Based on RWMM and the new selection criterion for the AN system, a new supervised classification algorithm named RWMM-MRFt is proposed. The proposed algorithm classifies PolSAR images according to the likelihood probability obtained by RWMM and the prior probability obtained by MRF. The classification results of the simulated and two real PolSAR datasets, including the San Francisco and Boao datasets, have shown that RWMM-MRFt has the highest overall classification accuracy and Kappa coefficient among the mixture model-based MRF classification algorithms. Overall, the classification accuracy of the proposed algorithm is improved by about 5–7% compared with WMM, improved by about 2–4% compared with WMM-MRF, and improved by about 1–3% compared with WMM-MRFs. The results demonstrate the superiority of the RWMM-MRFt algorithm in PolSAR data classification.
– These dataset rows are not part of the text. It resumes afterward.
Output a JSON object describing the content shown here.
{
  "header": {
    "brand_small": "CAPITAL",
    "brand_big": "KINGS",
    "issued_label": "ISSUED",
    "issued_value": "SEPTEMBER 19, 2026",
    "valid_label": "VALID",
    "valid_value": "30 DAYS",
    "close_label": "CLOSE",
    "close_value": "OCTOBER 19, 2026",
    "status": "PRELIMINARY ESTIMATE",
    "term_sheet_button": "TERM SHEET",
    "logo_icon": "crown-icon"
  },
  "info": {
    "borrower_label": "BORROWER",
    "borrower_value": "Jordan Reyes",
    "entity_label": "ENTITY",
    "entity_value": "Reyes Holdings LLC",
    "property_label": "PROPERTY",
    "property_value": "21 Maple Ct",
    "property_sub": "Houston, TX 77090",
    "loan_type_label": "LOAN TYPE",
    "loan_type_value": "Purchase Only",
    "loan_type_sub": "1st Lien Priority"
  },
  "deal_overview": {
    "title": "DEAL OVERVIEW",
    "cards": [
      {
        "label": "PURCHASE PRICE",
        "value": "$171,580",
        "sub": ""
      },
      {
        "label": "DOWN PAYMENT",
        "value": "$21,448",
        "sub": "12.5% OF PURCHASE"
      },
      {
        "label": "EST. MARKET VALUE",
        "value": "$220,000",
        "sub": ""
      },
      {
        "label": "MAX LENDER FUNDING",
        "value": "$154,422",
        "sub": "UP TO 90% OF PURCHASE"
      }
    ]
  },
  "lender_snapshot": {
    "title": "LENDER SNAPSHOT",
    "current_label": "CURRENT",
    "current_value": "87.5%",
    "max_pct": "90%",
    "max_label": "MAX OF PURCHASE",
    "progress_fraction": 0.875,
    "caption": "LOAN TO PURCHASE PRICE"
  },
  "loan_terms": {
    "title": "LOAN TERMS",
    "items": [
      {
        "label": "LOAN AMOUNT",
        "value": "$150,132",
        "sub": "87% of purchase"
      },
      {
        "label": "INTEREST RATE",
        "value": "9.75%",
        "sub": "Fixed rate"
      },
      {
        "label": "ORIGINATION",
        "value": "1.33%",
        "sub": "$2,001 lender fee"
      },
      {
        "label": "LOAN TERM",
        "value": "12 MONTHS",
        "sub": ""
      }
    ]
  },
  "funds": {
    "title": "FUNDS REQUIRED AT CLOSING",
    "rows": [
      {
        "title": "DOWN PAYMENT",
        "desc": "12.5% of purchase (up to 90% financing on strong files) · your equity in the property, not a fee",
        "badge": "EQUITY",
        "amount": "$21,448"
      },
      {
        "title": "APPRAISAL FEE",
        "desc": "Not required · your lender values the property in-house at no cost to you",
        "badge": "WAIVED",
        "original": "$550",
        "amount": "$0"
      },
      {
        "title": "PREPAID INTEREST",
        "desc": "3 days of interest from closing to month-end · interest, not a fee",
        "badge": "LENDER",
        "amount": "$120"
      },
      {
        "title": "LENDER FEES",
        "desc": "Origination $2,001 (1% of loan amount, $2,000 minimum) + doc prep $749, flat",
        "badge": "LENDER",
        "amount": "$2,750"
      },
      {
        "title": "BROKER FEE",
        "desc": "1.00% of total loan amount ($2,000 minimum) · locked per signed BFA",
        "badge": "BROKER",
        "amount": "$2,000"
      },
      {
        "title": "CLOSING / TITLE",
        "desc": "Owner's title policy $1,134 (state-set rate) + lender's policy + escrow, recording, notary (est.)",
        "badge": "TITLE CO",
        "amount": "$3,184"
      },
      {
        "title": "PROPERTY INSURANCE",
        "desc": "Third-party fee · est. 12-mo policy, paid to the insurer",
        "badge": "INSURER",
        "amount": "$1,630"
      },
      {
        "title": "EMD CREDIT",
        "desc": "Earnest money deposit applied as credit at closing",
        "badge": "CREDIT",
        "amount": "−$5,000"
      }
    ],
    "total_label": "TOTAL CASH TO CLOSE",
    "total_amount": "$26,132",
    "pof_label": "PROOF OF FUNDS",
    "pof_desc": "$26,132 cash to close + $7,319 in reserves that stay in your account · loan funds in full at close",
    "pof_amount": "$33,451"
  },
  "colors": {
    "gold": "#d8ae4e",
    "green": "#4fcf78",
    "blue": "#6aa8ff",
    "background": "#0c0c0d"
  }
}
The proposed algorithm belongs to the conventional classification algorithm, and the classification accuracy may not be as high as that of machine learning and deep learning algorithms. However, it has simple expressions and clear physical meanings. The AN system in the proposed algorithm has only five simple neighborhoods, which may not fully represent the shape of the regional boundary. In future work, more neighborhoods could be added to the AN system to further improve the classification accuracy.